A tube $1{\text{cm}}^2$ in cross section is attached to the top of a vessel $1\text{cm}$ high and of cross section $100{\text{cm}}^2$. Water is poured into the system filling it upto a height of $100\text{cm}$ above the bottom of the vessel as shown in the figure. Take $g=10{\text{m/s}}^2$. Find the correct statement. Take atmospheric pressure $P_0={10}^5\text{bar}$.

• A. The force exerted by the water against the bottom of the vessel is $1100\text{N}$.
• B. The weight of water in the system is $1.99\text{N}$.
• C. Both (a) and (b) are correct.
• D. Neither (a) nor (b) is correct.

Answer 1

The correct option is C Both (a) and (b) are correct.
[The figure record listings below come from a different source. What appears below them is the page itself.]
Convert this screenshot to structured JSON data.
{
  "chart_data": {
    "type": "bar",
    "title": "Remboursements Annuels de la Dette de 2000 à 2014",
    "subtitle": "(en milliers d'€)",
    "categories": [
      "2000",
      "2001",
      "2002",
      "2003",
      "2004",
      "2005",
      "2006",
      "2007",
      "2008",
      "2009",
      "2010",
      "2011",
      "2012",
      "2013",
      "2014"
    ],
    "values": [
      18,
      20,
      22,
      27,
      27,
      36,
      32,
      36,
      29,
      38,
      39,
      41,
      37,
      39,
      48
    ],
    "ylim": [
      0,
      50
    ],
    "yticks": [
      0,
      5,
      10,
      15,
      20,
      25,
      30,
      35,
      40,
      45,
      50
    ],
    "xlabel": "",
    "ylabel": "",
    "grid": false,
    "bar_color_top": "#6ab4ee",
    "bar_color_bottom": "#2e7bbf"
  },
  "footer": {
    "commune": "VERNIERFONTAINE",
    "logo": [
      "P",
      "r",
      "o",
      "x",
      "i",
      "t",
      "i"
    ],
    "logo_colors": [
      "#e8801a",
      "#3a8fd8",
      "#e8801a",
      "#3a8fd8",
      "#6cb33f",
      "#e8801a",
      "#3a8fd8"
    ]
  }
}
Force exeted by the water against the bottom of the vesel $F_{\text{base}}=P_{\text{base}}\times$ Area of base
$P_{\text{base}}=P_0+{\rho }_{w}gh$
$={10}^5+{10}^3\times 10\times \left[\frac{(99+1)}{100}\right]$
[$\because h=(99+1)\text{cm}=1\text{m}$]
$=1.1\times {10}^5{\text{N/m}}^2$

$\text{Area of base}=100\times {10}^{-4}{\text{m}}^2$ [given]
$\therefore F_{\text{base}}=1.1\times {10}^5\times {10}^{-2}=1100\text{N}$


Weight of the water in the system
$=\text{Weight of water in tube of cross-sectional area}1{\text{cm}}^2\text{+ Weight of water in vessel of cross-sectional area}100{\text{cm}}^2$
i.e $W_{\text{system}}=W_{\text{tube}}+W_{\text{vessel}}$
$=\rho g{V}_1+\rho g{V}_2$
$={10}^3\times 10\times [V_1+V_2]$
$={10}^4\times [99\times 1+1\times 100]\times {10}^{-6}$
$=1.99\text{N}$